The site is bare bones, just a simple background, an all-caps title (STOP BOOKING R. KELLY) and a suggestion of an alternative artist folks might consider booking. The babes plan to update the site with a new artist each week. Week one features rapidly rising rapper/spoken word artist Noname, who hails from Kels’ hometown, Chicago.
Boss Babes founder Jane Claire Hervey says she actually bought the URL for the site and set it up Sunday night, several hours before Buzzfeed published a story by Chicago reporter Jim DeRogatis, who has covered Kelly’s alleged misdeeds for decades, detailing claims that Kelly is holding women against their will in a “cult.” Kelly has “unequivocally denied” the report’s claims in a statement issued through his lawyer.
Hervey, who hasn’t read the Buzzfeed story, says her “one New Year’s wish this year was that people would stop booking R. Kelly” and an argument with a friend spurred her decision to launch the site Sunday. These are the reasons she cited as motivation:
1. STOP BOOKING R. KELLY. It’s time (and has been time) to care about the staggering number of sexual assault cases made against him. If we do not address these concerns, we’re assigning value to problematic, damaging and hurtful behaviors, while also affirming others who engage in the same blatant abuse of power. (Plus, this sends a negative message for women who speak out against their abusers).

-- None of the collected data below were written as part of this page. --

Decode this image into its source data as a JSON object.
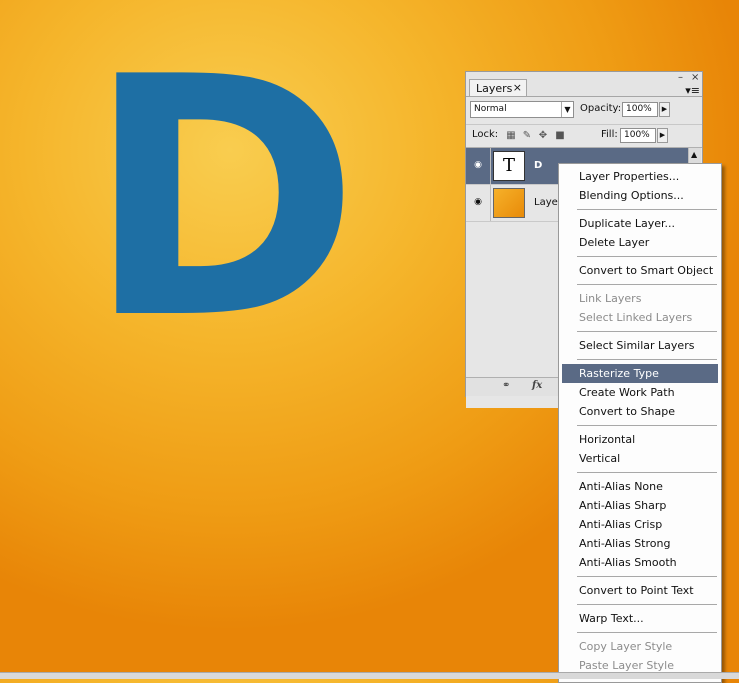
{
  "canvas": {
    "letter": "D"
  },
  "panel": {
    "tab_label": "Layers",
    "tab_close": "×",
    "minimize": "–",
    "close": "×",
    "menu": "▾≡",
    "blend_mode": "Normal",
    "opacity_label": "Opacity:",
    "opacity_value": "100%",
    "lock_label": "Lock:",
    "fill_label": "Fill:",
    "fill_value": "100%",
    "layers": [
      {
        "name": "D",
        "thumb": "T",
        "selected": true
      },
      {
        "name": "Layer",
        "thumb": "",
        "selected": false
      }
    ],
    "footer": {
      "link_icon": "⚭",
      "fx_label": "fx"
    }
  },
  "context_menu": {
    "items": [
      {
        "label": "Layer Properties...",
        "disabled": false
      },
      {
        "label": "Blending Options...",
        "disabled": false
      },
      {
        "sep": true
      },
      {
        "label": "Duplicate Layer...",
        "disabled": false
      },
      {
        "label": "Delete Layer",
        "disabled": false
      },
      {
        "sep": true
      },
      {
        "label": "Convert to Smart Object",
        "disabled": false
      },
      {
        "sep": true
      },
      {
        "label": "Link Layers",
        "disabled": true
      },
      {
        "label": "Select Linked Layers",
        "disabled": true
      },
      {
        "sep": true
      },
      {
        "label": "Select Similar Layers",
        "disabled": false
      },
      {
        "sep": true
      },
      {
        "label": "Rasterize Type",
        "disabled": false,
        "highlighted": true
      },
      {
        "label": "Create Work Path",
        "disabled": false
      },
      {
        "label": "Convert to Shape",
        "disabled": false
      },
      {
        "sep": true
      },
      {
        "label": "Horizontal",
        "disabled": false
      },
      {
        "label": "Vertical",
        "disabled": false
      },
      {
        "sep": true
      },
      {
        "label": "Anti-Alias None",
        "disabled": false
      },
      {
        "label": "Anti-Alias Sharp",
        "disabled": false
      },
      {
        "label": "Anti-Alias Crisp",
        "disabled": false
      },
      {
        "label": "Anti-Alias Strong",
        "disabled": false
      },
      {
        "label": "Anti-Alias Smooth",
        "disabled": false
      },
      {
        "sep": true
      },
      {
        "label": "Convert to Point Text",
        "disabled": false
      },
      {
        "sep": true
      },
      {
        "label": "Warp Text...",
        "disabled": false
      },
      {
        "sep": true
      },
      {
        "label": "Copy Layer Style",
        "disabled": true
      },
      {
        "label": "Paste Layer Style",
        "disabled": true
      }
    ]
  }
}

2. (And this is probably the more important of the two.) From a music industry side, it’s frustrating to constantly bump into your gender identity and the many ways in which this may negatively impact your career on a daily basis. When bookers turn a blind eye to artists like R. Kelly (or claim that it shouldn’t matter because of his celebrity, talent and profitability), that sends a strong message to women in the industry—and a negative one. That says, “We care about your work, but we don’t care about your safety.” That says, “We care about your profitability, but we don’t care about your peace of mind.” There’s a difference between true support and lip service, and marrying identities as both “woman” and “artist” should not come with so many negative reminders.
Boss Babes ATX launched in 2015 as a feminist networking group and they rapidly grew into a powerful force on Austin’s social scene. Later this month they present Babes Fest 2017, a three-day celebration of comedy, art, film and music created and curated by women that kicks off on July 27.
The music portion of the festival takes place on Saturday, July 29 at Empire and includes a two-stage extravaganza featuring a diverse selection of excellent female artists including Femina-X, Sam Lao, Sailor Poon, Aleisa Lani and former Austin360 Artists of the Month, Magna Carda and Mélat among others. Tickets to the music event are $19 and a three-day pass to Babes Fest will set you back $33.